Hanifa Farooq’s first attempt at bulk buying for her family in Glendale, Calif., was a flop. The produce market where she shopped had a five-pound minimum order, and she and her parents couldn’t eat the fruits and vegetables quickly enough. Some rotted, and others they gave away to friends.
She has had more success with milk powder. Her family’s large supply is mainly used for chai when the milk runs out, but Ms. Farooq, 36, and her mother, Zubeda, have found other applications: They made gulab jamun, an Indian dessert of fried, syrup-soaked balls of milk solids, and noticed that adding milk powder to naan and roti dough makes the breads fluffier.
Some bulk shoppers worry about the potential for waste.
With many of her favorite food stores in Ottawa shuttered, Alice Howard has start buying ingredients from Pressed, a sandwich shop that recently reopened as a no-touch grocery store. Her olive oil comes in an industrial-size bottle, and her coffee in one-kilogram bags. She is happy to have access to high-quality ingredients, but she lives in a one-bedroom apartment.
“I am cooking for at most two people,” she said. “It has made me stressed about food waste.”
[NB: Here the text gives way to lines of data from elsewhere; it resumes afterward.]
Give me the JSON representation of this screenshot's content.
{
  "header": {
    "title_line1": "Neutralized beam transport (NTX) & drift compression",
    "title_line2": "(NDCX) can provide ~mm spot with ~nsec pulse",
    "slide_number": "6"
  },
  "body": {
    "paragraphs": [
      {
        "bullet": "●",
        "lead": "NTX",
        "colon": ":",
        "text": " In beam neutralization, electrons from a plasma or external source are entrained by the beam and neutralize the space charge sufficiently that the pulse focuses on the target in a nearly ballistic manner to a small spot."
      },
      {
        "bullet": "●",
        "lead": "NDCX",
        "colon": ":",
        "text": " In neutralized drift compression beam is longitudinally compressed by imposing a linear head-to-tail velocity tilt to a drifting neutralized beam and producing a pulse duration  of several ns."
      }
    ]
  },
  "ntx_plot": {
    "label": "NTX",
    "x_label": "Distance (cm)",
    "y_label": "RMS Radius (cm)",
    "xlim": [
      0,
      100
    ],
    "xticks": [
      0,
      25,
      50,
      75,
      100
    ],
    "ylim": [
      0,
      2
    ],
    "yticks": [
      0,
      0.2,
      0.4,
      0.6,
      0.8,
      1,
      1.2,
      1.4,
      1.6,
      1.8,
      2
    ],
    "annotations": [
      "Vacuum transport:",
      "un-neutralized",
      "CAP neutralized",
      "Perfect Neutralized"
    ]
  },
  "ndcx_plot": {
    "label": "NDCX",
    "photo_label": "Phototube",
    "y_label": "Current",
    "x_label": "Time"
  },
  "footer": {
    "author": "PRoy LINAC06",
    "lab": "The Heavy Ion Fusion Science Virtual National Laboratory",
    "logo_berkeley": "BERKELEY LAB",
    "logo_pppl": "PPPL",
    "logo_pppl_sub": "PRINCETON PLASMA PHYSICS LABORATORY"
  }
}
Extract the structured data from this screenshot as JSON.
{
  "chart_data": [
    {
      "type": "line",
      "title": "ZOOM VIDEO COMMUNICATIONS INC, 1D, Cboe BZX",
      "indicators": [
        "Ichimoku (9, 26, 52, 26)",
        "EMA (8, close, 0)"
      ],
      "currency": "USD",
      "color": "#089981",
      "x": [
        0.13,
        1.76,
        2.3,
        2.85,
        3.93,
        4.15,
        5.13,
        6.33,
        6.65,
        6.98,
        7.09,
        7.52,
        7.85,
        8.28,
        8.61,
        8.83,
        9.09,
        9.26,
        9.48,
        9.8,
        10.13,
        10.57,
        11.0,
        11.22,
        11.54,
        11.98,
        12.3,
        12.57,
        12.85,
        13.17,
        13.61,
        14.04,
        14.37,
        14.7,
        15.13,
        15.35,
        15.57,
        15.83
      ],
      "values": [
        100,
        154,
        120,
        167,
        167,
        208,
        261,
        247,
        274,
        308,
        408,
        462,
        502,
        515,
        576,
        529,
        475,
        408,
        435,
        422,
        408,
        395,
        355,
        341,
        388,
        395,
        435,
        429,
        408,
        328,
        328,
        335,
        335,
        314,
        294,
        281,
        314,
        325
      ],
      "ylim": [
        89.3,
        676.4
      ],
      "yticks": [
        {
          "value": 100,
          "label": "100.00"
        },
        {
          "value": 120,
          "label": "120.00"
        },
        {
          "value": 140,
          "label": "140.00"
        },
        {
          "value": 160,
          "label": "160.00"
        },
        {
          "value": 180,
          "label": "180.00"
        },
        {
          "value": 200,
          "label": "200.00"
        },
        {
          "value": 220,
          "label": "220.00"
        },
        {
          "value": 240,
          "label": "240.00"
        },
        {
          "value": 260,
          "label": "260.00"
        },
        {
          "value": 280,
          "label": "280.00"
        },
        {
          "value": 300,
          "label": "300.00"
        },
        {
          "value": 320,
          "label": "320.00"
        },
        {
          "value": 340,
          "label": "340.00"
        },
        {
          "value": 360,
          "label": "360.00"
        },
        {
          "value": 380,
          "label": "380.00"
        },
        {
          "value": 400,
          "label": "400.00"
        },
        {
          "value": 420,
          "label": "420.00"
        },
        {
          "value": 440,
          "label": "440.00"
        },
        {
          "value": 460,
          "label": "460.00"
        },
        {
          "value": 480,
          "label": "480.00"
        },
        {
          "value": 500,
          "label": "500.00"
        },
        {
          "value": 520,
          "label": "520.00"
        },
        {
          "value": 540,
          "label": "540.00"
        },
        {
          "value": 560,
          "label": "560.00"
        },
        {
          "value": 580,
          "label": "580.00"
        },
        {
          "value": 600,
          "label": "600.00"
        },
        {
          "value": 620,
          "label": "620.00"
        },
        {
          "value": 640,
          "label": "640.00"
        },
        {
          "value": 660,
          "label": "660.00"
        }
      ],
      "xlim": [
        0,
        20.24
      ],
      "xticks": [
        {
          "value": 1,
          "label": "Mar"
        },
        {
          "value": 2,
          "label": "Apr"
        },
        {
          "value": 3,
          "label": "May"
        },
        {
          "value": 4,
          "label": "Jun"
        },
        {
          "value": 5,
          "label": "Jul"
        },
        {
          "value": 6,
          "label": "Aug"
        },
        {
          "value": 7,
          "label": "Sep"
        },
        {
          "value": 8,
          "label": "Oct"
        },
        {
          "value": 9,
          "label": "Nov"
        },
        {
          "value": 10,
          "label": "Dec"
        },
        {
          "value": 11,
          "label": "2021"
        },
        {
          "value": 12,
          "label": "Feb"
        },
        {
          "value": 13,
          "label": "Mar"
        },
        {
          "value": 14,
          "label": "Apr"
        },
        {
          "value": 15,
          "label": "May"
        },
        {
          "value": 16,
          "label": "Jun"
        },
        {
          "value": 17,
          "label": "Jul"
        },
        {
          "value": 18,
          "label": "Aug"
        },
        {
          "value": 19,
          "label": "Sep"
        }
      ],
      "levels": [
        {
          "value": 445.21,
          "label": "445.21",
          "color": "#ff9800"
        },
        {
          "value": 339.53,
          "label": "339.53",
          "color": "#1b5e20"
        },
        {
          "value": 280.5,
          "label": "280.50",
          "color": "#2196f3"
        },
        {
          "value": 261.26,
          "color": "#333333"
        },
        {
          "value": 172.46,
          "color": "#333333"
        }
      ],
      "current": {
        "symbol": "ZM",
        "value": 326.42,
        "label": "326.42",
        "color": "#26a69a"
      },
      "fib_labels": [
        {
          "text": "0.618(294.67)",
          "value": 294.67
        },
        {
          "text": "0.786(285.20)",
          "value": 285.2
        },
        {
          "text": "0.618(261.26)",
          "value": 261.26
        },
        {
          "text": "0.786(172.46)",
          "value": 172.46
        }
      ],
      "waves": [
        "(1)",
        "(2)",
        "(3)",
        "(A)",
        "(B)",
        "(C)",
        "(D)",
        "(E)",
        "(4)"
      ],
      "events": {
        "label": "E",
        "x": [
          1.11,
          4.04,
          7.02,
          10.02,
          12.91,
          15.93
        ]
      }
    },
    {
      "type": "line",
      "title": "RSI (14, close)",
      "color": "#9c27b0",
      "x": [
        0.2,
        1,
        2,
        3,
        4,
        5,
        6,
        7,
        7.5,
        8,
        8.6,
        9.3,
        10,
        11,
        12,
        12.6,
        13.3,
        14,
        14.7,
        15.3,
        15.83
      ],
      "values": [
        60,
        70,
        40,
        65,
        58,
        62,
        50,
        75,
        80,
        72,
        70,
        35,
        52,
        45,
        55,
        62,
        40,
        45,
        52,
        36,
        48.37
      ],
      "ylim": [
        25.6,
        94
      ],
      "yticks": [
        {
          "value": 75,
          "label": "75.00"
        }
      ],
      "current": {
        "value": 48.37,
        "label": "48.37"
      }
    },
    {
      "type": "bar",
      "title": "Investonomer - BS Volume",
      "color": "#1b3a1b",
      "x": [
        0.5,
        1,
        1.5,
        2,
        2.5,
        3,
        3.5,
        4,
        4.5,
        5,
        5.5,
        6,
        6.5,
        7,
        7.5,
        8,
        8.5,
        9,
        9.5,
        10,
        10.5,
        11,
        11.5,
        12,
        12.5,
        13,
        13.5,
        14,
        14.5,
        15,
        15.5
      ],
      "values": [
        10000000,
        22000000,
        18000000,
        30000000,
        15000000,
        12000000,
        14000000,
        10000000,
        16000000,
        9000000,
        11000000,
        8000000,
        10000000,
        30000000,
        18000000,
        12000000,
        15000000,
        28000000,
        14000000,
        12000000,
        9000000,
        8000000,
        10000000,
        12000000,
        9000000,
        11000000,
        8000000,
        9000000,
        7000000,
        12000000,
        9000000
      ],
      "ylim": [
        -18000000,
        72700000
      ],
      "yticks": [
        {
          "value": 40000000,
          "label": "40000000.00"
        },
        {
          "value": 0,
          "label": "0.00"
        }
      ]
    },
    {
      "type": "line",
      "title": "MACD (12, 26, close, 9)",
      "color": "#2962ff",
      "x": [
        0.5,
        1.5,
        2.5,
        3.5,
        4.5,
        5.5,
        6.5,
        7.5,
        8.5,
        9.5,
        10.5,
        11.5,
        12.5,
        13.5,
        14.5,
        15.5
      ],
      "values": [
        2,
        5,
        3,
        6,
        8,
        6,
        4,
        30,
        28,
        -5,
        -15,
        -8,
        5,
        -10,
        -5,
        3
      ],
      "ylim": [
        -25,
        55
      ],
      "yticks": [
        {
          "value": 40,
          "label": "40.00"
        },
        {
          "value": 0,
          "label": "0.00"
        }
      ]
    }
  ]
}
To handle her own anxiety over using up food before it goes bad, Manasi Saraswate turned to meticulously organized spreadsheets.
She and her husband tried and failed multiple times to secure a delivery slot at grocery stores near their home in Sunnyvale, Calif. So they have to go out and buy several weeks’ worth of groceries in one swoop.
Ms. Saraswate, 27, a product designer, maintains a spreadsheet inventory of ingredients and meal plans broken down by type: breakfast, lunch, dinner and snacks.
Josie Berg Hammond, 30, who lives in Chicago, keeps a checklist of groceries and meals organized by date on her phone. She said the activity “gives me some sort of control” and “a little bit of security” when other parts of life feel uncertain.
Marta Hurgin found that sense of security in an unexpected place: her freezer. She never used the appliance before the pandemic. Now, it’s filled with collard greens, the only frozen vegetables that were left when she stopped last month at her grocery store in Portsmouth, N.H.
Ms. Hurgin, 33, used to buy fresh produce to use the same day, but in quarantine thought that frozen vegetables would last longer. Collards have become a central part of her meals, even though she had never cooked with them before.
Ms. Hurgin has made collard green soups, stews, frittatas and omelets. Buying in bulk has given her confidence to become more flexible and resourceful in order to keep ingredients from going to waste, she said. She still has plenty of collards in the freezer, and she is already thinking about new dishes.
“I haven’t tried a collard green smoothie,” she wondered aloud. “That might be something.”